France and Germany have decided to develop a European cloud. Towards the end of last year, news stories were already trumpeting their Gaia-X project as a challenger to the cloud giant Amazon. And there is a modicum of truth in it. One of the project’s objectives is indeed for European industry and public administration to get a tighter grip on its own data.
However, the most interesting aspect of the project is its goal to improve data management regardless of whether the data is located in a company’s own machine room or someone else’s. At best, the Gaia-X cloud could facilitate the reliable sharing of decentralised data. And that could in turn encourage European industrial companies and cities to provide data for services that could strengthen Europe’s competitiveness.

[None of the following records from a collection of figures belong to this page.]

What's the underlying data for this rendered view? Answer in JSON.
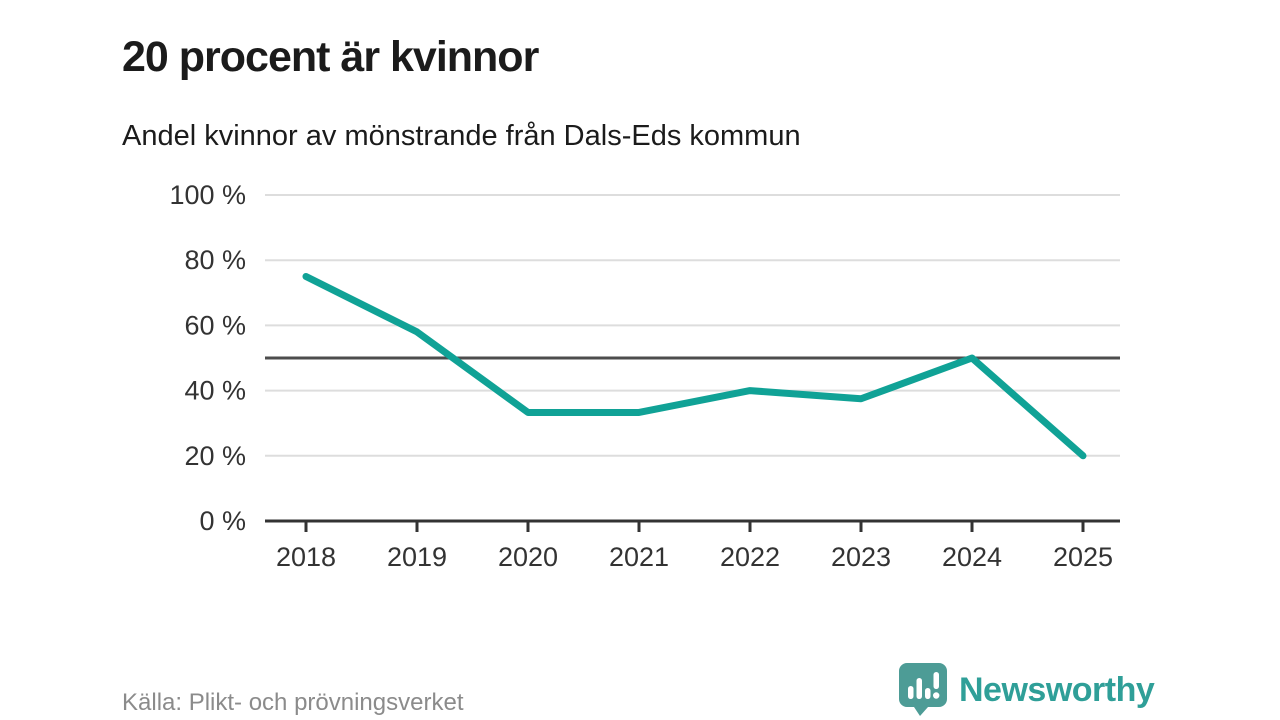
{
  "header": {
    "title": "20 procent är kvinnor",
    "subtitle": "Andel kvinnor av mönstrande från Dals-Eds kommun"
  },
  "chart_data": {
    "type": "line",
    "title": "20 procent är kvinnor",
    "subtitle": "Andel kvinnor av mönstrande från Dals-Eds kommun",
    "categories": [
      "2018",
      "2019",
      "2020",
      "2021",
      "2022",
      "2023",
      "2024",
      "2025"
    ],
    "series": [
      {
        "name": "Andel kvinnor av mönstrande",
        "values": [
          75,
          58,
          33.3,
          33.3,
          40,
          37.5,
          50,
          20
        ]
      }
    ],
    "unit": "%",
    "xlabel": "",
    "ylabel": "",
    "ylim": [
      0,
      100
    ],
    "y_ticks": [
      0,
      20,
      40,
      60,
      80,
      100
    ],
    "y_tick_labels": [
      "0 %",
      "20 %",
      "40 %",
      "60 %",
      "80 %",
      "100 %"
    ],
    "reference_line_value": 50,
    "grid": "horizontal",
    "legend_position": "none",
    "colors": {
      "line": "#10a296",
      "gridline": "#dddddd",
      "reference_line": "#4d4d4d",
      "axis": "#333333",
      "tick_label": "#333333"
    }
  },
  "footer": {
    "source": "Källa: Plikt- och prövningsverket",
    "brand": {
      "name": "Newsworthy",
      "icon": "bar-chart-speech-bubble-icon",
      "bubble_color": "#4d9c96",
      "text_color": "#2f9f98"
    }
  }
}
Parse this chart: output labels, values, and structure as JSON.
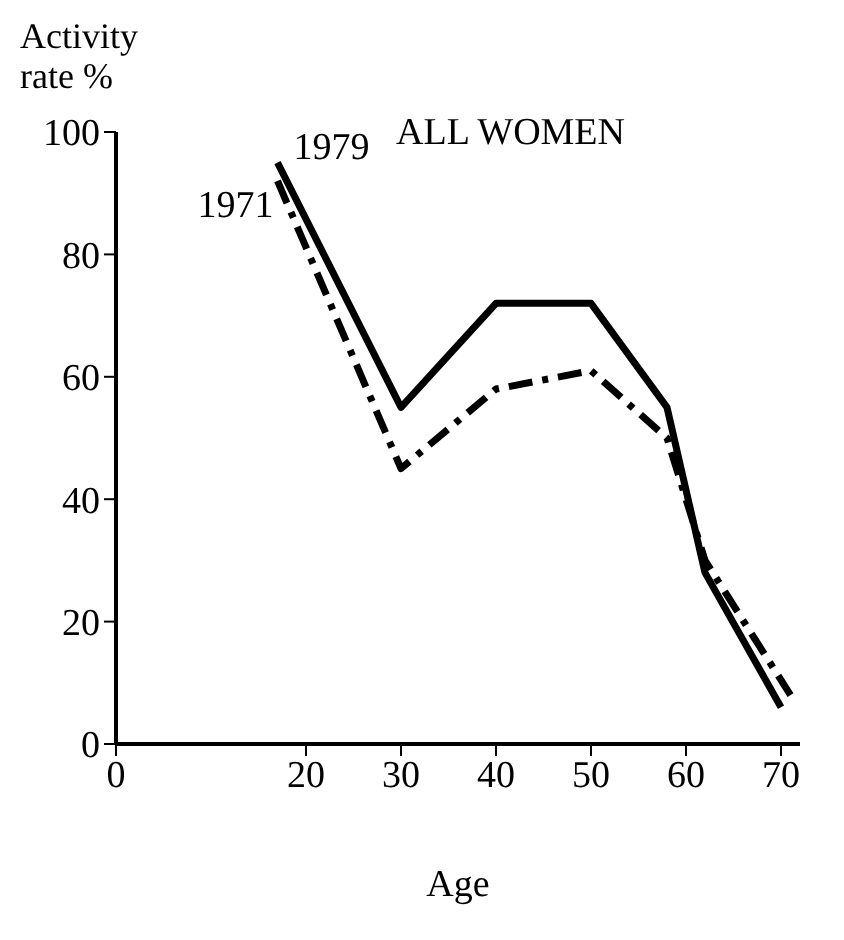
{
  "chart_data": {
    "type": "line",
    "title": "ALL WOMEN",
    "xlabel": "Age",
    "ylabel": "Activity rate %",
    "xlim": [
      0,
      72
    ],
    "xticks": [
      0,
      20,
      30,
      40,
      50,
      60,
      70
    ],
    "ylim": [
      0,
      100
    ],
    "yticks": [
      0,
      20,
      40,
      60,
      80,
      100
    ],
    "grid": false,
    "legend": false,
    "marker": "none",
    "series": [
      {
        "name": "1979",
        "color": "#000000",
        "line_style": "solid",
        "x": [
          17,
          30,
          40,
          50,
          58,
          62,
          70
        ],
        "values": [
          95,
          55,
          72,
          72,
          55,
          28,
          6
        ]
      },
      {
        "name": "1971",
        "color": "#000000",
        "line_style": "dashed",
        "x": [
          17,
          30,
          40,
          50,
          58,
          62,
          71
        ],
        "values": [
          92,
          45,
          58,
          61,
          50,
          30,
          8
        ]
      }
    ]
  }
}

For example, an international logistics service could require information about traffic volumes, the weather, and the condition of trucks. There could easily be numerous parties involved and negotiations would mushroom out of control – not to mention the technical solutions. In contrast, the Gaia-X cloud project could end up being downright easy, if and when its contractual models and technical transfer solutions have been specified, and reliable parties have been certified. We would only need to turn on the tap and let the data flow in a controlled manner.
A great deal of specification work still lies ahead, but thankfully a lot is already behind us. Although the Gaia-X project has only just been launched, Europe has long been promoting the reliable exchange of data with retained ownership. For the last four years, a German-based community of companies and research institutes called the International Data Space Association (IDSA) has been focusing on this area in particular. Several Finnish companies also belong to this community, with VTT acting as the Finnish IDSA Hub. I would be extremely surprised if Gaia-X doesn’t benefit from the groundwork done by this community, such as developing open standards.
Many Finnish industrial companies are currently coming up with their own data solutions. Some are building closed ecosystems, while others are harnessing commercial cloud infrastructure. Good. Although it’s hardly worth sitting still and waiting for the Gaia-X cloud to appear, it’s worth staying open to the idea. It’s important for us to participate in European collaboration, and we’re ready to be in the vanguard when it comes to European infrastructure.
Finnish companies that provide data-sharing services should be especially proactive. These types of companies are springing up at a rapid rate, and Gaia-X will open up European-wide markets for them. Around a hundred major industrial companies and service providers are already participating in the Gaia-X project in France and Germany. Now it is time for Finland to join in and seek opportunities to create examples of compliance with the new standards.
Gaia-X will not solve all our problems. Debate over who will own the data in an industrial value chain continues. And alongside it, discussion over privacy issues surrounding personal data. Before long these conversations will merge. Data is not anymore conceptually divided into personal data or industrial data – it is simply data whose processing requires a set of rules and a platform that will provide the best way of complying with those rules.